Na véspera do tão aguardado clássico entre o Benfica e o FC Porto, José Mourinho, o polémico treinador português, não deixou de responder às críticas que lhe têm sido dirigidas. Em uma conferência de imprensa carregada de emoção, Mourinho fez uma análise detalhada sobre os primeiros meses de sua nova passagem pelo Benfica e reafirmou sua determinação em manter a sua identidade, independentemente das adversidades que enfrenta.
“Vou ser Mourinho até ao fim”, declarou ele com firmeza, desafiando as expectativas alheias. “O diálogo com os jogadores correu muito bem, mas não consigo ser aquilo que vocês querem que eu seja. Nem como homem, nem como treinador.” Com essas palavras, Mourinho deixou claro que não se submeterá a pressões externas. “Eu não consigo jogar mal e dizer que joguei bem, eu não consigo aceitar mediocridade, nem dos outros, nem da minha parte,” acrescentou, refletindo sobre a recente eliminação da Taça da Liga nas meias-finais contra o SC Braga.
O treinador não hesitou em criticar o que considerou uma “telenovela sem fim” em torno das suas atuações e decisões, lembrando que, na véspera da derrota, expressou o seu desejo de vencer a competição, não por si, mas pelos adeptos e pela qualidade do grupo que tem à sua disposição. “É um grupo, do ponto de vista humano, fantástico, eu amo aqueles gajos,” frisou, reafirmando a sua conexão com os jogadores.
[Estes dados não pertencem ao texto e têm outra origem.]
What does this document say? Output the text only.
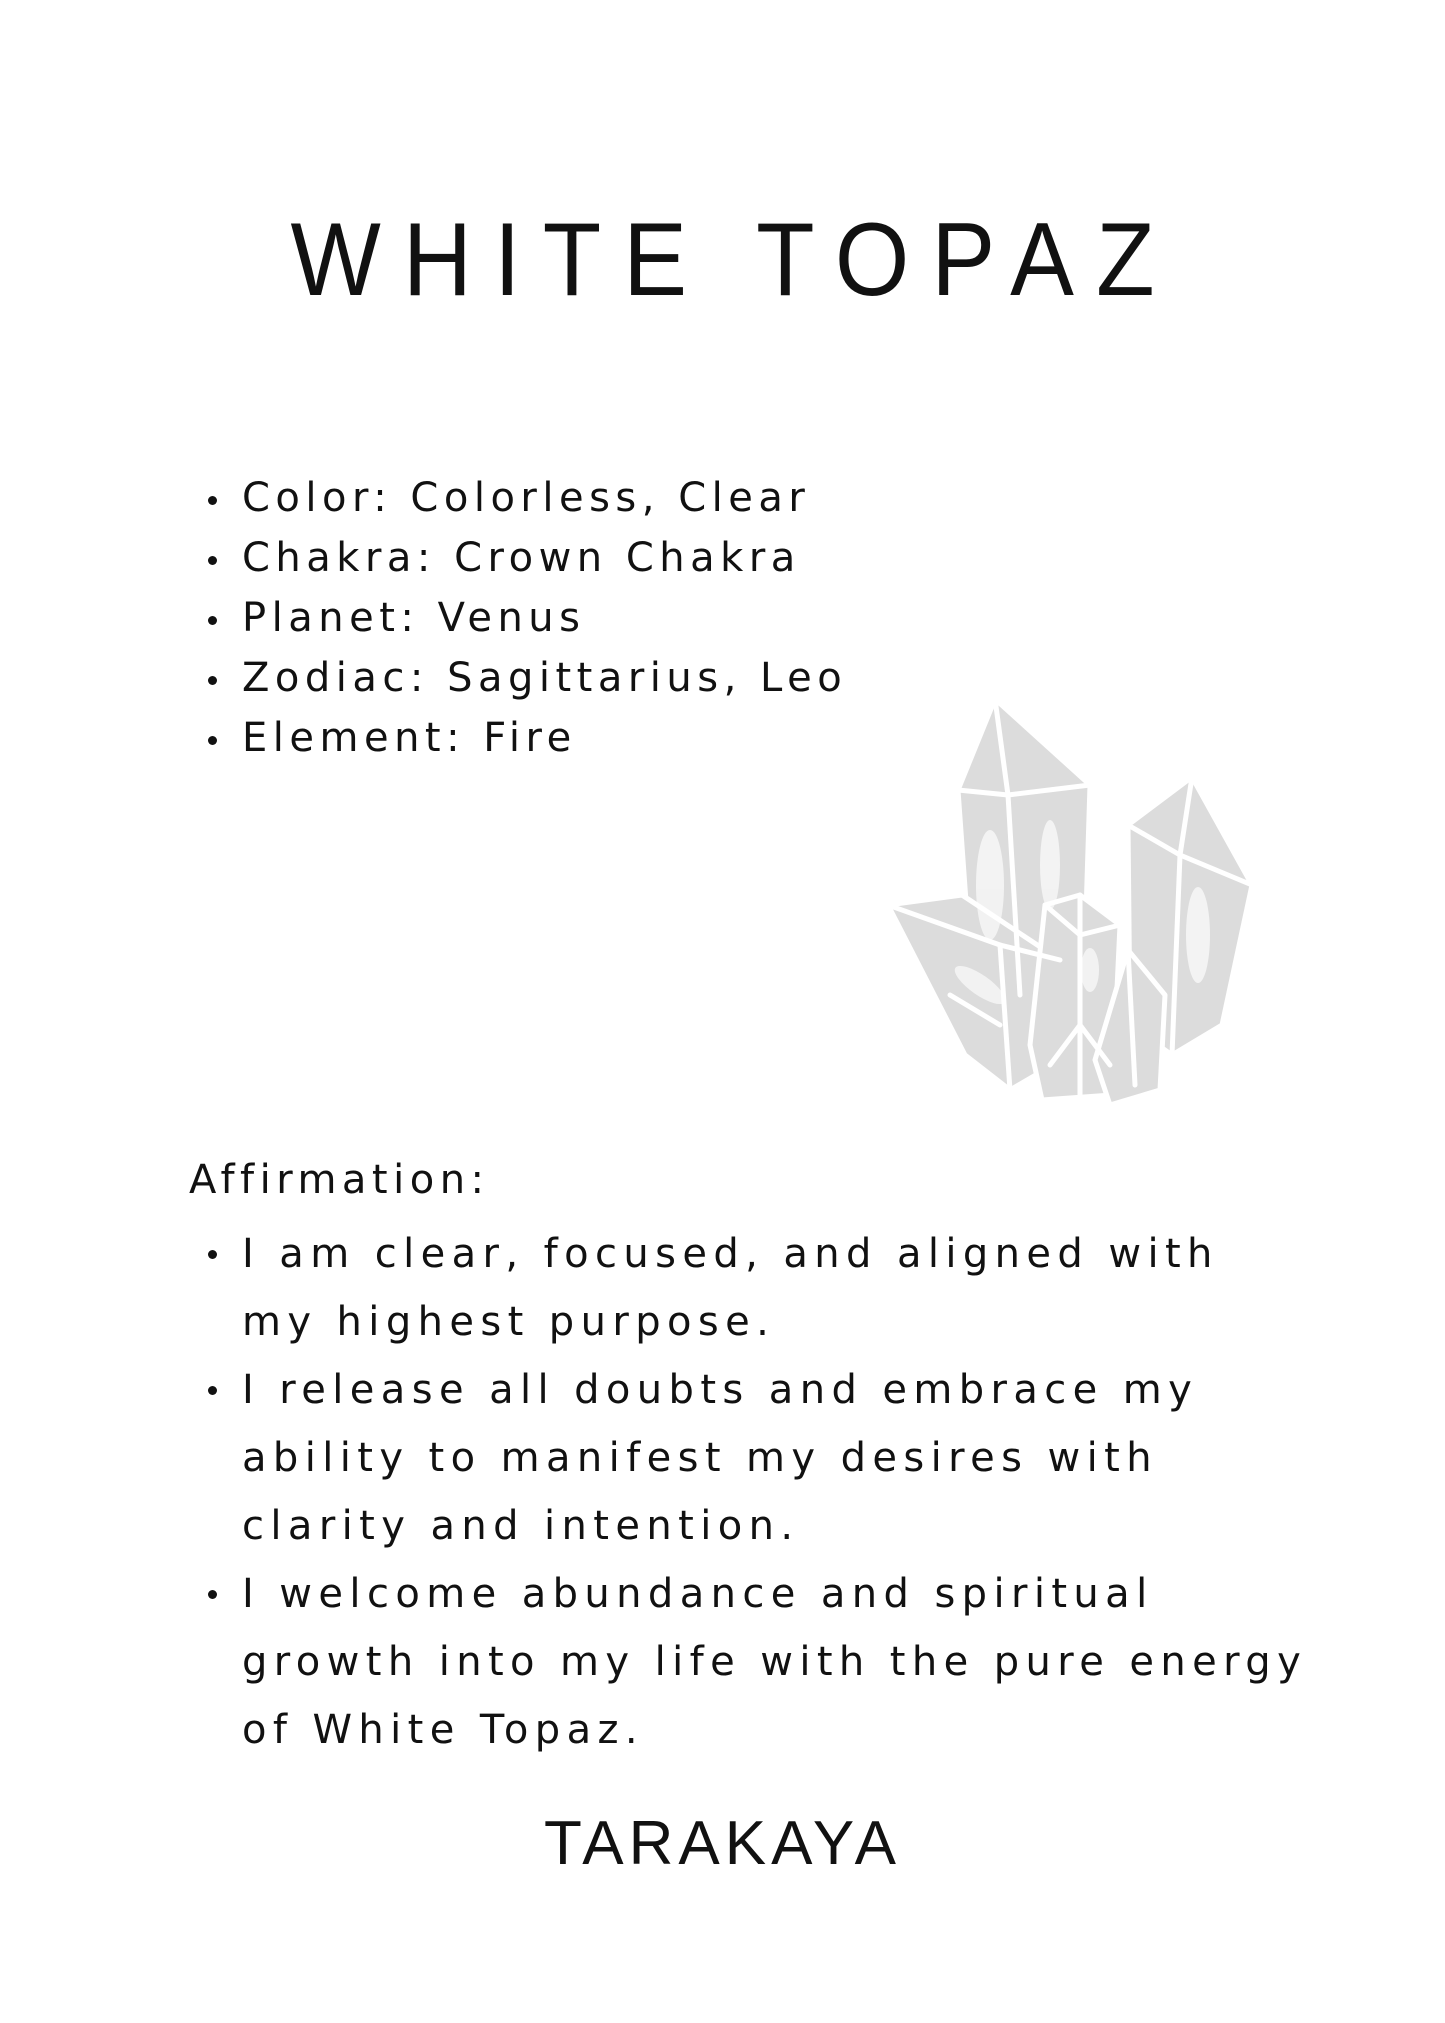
WHITE TOPAZ
Color: Colorless, Clear
Chakra: Crown Chakra
Planet: Venus
Zodiac: Sagittarius, Leo
Element: Fire
Affirmation:
I am clear, focused, and aligned with my highest purpose.
I release all doubts and embrace my ability to manifest my desires with clarity and intention.
I welcome abundance and spiritual growth into my life with the pure energy of White Topaz.

TARAKAYA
Mourinho também se destacou ao compartilhar uma visão sobre a sua longa carreira, onde a relação com os seus jogadores se tornou um dos aspectos mais gratificantes. “Graças a Deus que não estou a falar em 100% dos meus jogadores, se não alguma coisa estaria errada,” disse, aludindo ao contacto que mantém com ex-jogadores, alguns com 55 anos, que frequentemente o procuram. “Cheguei onde cheguei sendo quem sou e como sou, os meus jogadores na sua maioria gostam de mim e estou a falar de centenas de jogadores.”
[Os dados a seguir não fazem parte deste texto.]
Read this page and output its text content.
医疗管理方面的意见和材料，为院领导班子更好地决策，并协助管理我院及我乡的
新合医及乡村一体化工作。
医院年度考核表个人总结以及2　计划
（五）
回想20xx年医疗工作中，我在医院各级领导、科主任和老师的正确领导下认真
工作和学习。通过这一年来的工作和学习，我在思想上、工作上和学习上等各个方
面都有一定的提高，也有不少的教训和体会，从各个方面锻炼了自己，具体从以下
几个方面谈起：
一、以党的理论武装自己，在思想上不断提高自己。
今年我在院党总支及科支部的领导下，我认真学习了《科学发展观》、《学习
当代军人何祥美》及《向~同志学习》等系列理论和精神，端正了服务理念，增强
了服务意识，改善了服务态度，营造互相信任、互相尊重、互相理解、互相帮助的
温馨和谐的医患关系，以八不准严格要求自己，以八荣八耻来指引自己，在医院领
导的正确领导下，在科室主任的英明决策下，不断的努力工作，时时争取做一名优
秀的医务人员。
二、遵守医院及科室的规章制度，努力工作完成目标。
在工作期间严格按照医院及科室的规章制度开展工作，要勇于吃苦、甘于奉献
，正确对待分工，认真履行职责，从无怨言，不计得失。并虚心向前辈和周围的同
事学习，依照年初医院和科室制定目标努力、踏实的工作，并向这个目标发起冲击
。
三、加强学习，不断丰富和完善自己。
Ele exemplificou a sua abordagem direta: “Eu sou capaz de dizer a um jogador ‘tu não jogaste nada’, sou capaz de criticar publicamente, mas também sou capaz de defender quem merece. Quando quiseram criticar o Dahl pela assistência que fez ao Patrick Schick, eu saí a dizer que no Dahl não se tocava, que no domingo era Dahl e mais 10.” Essa defesa apaixonada ilustra seu compromisso com os jogadores e sua recusa em se dobrar às críticas externas.
Mourinho não se intimidou e concluiu com uma afirmação poderosa sobre sua trajetória: “Cheguei aqui pelo meu próprio pé, sabem onde cheguei. Como jogadores como Ronaldo, Eusébio e Figo chegaram onde chegaram, como treinador só um em Portugal é que chegou. Eu não vou mudar, sinto muito.” Com essas palavras, o “Special One” reafirma sua posição no futebol, determinado a continuar sua jornada sem abrir mão da sua essência.
O clássico com o FC Porto promete ser um palco de emoções intensas, onde Mourinho vai, sem dúvida, trazer toda a sua convicção e paixão pelo futebol, desafiando não só os críticos, mas também as expectativas de todos os adeptos.